At the end of this work, it should shed light on the contents of this research, which is the study of the double diffusion of the peristaltic flow process of a non-Newtonian Sisko nanofluid through a suitable porous medium within a symmetric horizontal flexible channel under the influence of the magnetic field, viscous dissipation, heat generation/absorption, and Joule heating in the presence of heat and mass convection taking into account study of the influences of Brownian motion and thermophoresis. On the other hand, the system of partial differential equations governing the flow process has been converted to a system of ordinary differential equations, which has been solved numerically using the Rung–Kutta numerical method with the shooting technique using the code of MATLAB package program. In the end, graphs were made using the MATLAB program which studies the effects of all physical parameters resulting from that important numerical study on the main important distributions, namely axial velocity, temperature, solutal concentration, and finally nanoparticles volume fraction, with clarification of some of the physical meaning of each parameter on one of the previous distributions. Briefly, the results of the current study are presented as follows;

  • The axial velocity distribution \(u\) is a variable behavior function, its behavior changes between an increase and decreases under the influence of each of the magnetic field parameters \(M\), Darcy number \(Da\), rotation \({\Omega }\), heat Grashof number \(Gr_{T}\), solutal Grashof number \(Gr_{c}\), and nanoparticle Grashof number \(Gr_{p}\).

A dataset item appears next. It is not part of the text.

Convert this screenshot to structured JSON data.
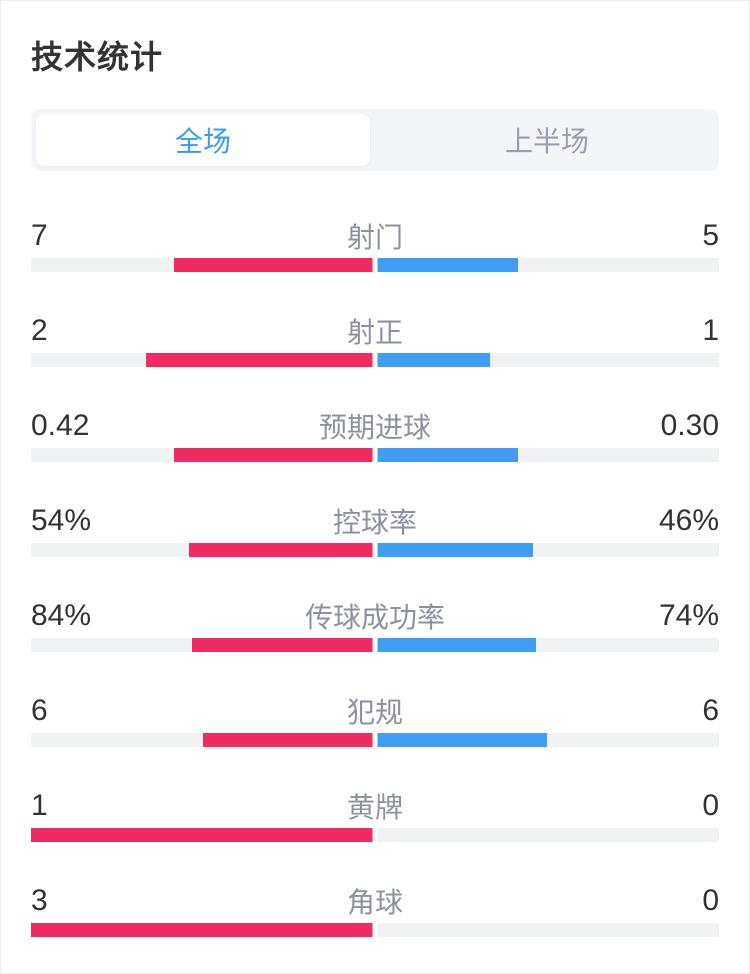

  • The temperature distribution \(\theta\) has become an increasing function under the influence of each of the heat generation/absorption parameters \(\beta\), Brinkman number \(Bn\), thermophoresis parameter \(Nt\), Brownian motion parameter \(Nb\), heat Biot number \(Bi_{1}\), Dufour parameter \(N_{{T{\mathcal{F}}}}\), Eckert number \(Ec\), Soret parameter \(N_{{{\mathcal{F}}T}}\), heat Grashof number \(Gr_{T}\), nanoparticle Grashof number \(Gr_{p}\), and solutal Grashof number \(Gr_{c}\).

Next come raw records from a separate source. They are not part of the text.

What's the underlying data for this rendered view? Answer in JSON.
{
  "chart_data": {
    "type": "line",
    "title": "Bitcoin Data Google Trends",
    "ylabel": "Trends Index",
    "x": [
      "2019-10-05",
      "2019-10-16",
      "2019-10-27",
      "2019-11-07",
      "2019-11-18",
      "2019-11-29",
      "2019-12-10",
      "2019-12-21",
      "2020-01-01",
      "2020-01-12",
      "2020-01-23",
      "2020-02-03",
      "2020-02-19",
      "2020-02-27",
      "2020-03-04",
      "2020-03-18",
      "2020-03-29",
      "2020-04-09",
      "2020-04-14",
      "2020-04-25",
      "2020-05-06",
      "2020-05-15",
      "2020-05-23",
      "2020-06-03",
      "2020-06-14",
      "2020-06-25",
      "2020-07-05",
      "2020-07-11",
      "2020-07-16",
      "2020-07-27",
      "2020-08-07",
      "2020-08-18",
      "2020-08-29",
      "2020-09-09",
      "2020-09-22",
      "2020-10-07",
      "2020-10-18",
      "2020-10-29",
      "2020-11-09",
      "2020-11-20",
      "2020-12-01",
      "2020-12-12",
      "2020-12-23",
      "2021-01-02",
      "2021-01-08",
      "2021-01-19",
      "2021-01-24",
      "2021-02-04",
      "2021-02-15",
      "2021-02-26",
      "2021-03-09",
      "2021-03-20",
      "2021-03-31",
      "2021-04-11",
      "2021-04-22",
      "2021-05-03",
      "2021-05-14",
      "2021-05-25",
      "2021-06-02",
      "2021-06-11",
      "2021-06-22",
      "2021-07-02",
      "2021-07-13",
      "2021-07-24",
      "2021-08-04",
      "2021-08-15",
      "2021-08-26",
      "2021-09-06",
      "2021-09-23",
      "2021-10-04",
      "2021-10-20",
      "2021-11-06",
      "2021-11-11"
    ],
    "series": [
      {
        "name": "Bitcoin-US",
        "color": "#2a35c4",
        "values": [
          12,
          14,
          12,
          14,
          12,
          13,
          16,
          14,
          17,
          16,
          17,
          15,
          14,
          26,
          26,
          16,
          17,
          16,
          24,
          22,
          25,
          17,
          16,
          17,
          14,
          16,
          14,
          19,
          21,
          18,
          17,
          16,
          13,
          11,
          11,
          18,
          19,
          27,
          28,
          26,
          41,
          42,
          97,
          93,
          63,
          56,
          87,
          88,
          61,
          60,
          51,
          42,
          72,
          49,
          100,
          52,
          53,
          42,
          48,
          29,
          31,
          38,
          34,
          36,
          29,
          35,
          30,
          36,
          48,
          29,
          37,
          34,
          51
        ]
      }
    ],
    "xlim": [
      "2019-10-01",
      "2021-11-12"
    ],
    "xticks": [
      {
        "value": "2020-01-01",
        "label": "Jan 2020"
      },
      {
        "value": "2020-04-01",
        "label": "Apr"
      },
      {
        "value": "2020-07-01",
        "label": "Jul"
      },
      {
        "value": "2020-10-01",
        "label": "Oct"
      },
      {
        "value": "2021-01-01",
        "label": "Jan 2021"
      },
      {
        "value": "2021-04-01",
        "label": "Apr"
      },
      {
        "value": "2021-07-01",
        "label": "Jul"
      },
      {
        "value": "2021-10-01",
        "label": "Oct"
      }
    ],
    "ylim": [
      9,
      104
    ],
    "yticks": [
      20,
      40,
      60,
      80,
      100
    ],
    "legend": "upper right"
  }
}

  • The temperature distribution \(\theta\) decreases when the values of both the nonlinear thermal radiation parameter \(R\) and the temperature ratio parameter \(\theta_{w}\) are increased.

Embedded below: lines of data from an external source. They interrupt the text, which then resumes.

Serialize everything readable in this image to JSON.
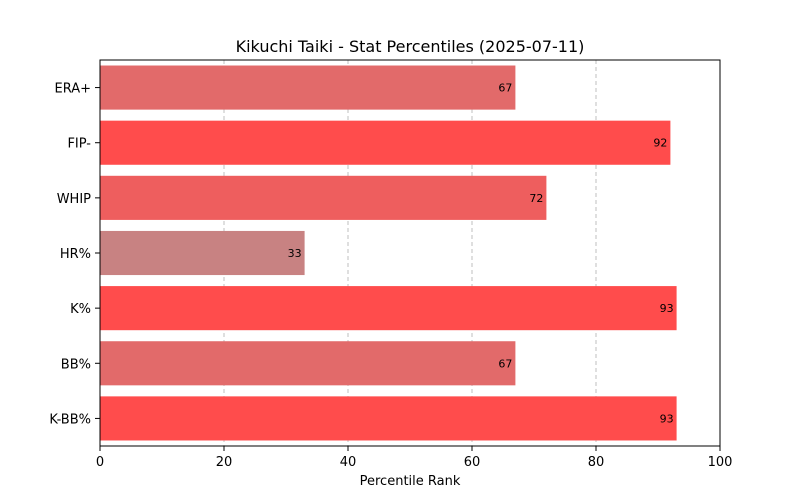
{
  "chart_data": {
    "type": "bar",
    "orientation": "horizontal",
    "title": "Kikuchi Taiki - Stat Percentiles (2025-07-11)",
    "xlabel": "Percentile Rank",
    "ylabel": "",
    "xlim": [
      0,
      100
    ],
    "xticks": [
      0,
      20,
      40,
      60,
      80,
      100
    ],
    "grid": "x-dashed",
    "categories": [
      "ERA+",
      "FIP-",
      "WHIP",
      "HR%",
      "K%",
      "BB%",
      "K-BB%"
    ],
    "values": [
      67,
      92,
      72,
      33,
      93,
      67,
      93
    ],
    "colors": [
      "#e26a6a",
      "#ff4c4c",
      "#ee5e5e",
      "#c88282",
      "#ff4c4c",
      "#e26a6a",
      "#ff4c4c"
    ]
  }
}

  • The effect of the non-linear thermal radiation parameter \(R\), the temperature ratio parameter \(\theta_{w}\), and the Brownian motion parameter \(Nb\) on the distributions of both the solute concentration \(\gamma\), and nanoparticle volume fraction \({\Phi }\) are positive.

  • The distribution of the solutal concentration became increasing and decreasing functions under the influence of the heat Biot number \(Bi_{1}\) and the soret parameter \(N_{{{\mathcal{F}}T}}\), respectively.

  • The increase in the values of heat generation/absorption parameter \(\beta\), Brinkman number \(Bn\), thermophoresis parameter \(Nt\), nanoparticle Grashof number \(Gr_{p}\), Dufour parameter \(N_{{T{\mathcal{F}}}}\), Eckert number \(Ec\), heat Grashof number \(Gr_{T}\), solutal Grashof number \(Gr_{c}\) followed by a decrease in the distributions of both solutal concentration \(\gamma\) and nanoparticle volume fraction \({\Phi }\).

  • The pressure gradient distribution is a variable behavior function, its wire changes between an increase and decrease under the influence of the heat Grashof number \(Gr_{T}\), the nanoparticle Grashof number \(Gr_{p}\), and the solutal Grashof number \(Gr_{c}\), while this distribution increases with increasing both the rotation \({\Omega }\) and the half-channel width \(a\), and this distribution decreases when values of the magnetic field parameter \(M\) and Darcy number \(Da\) increase.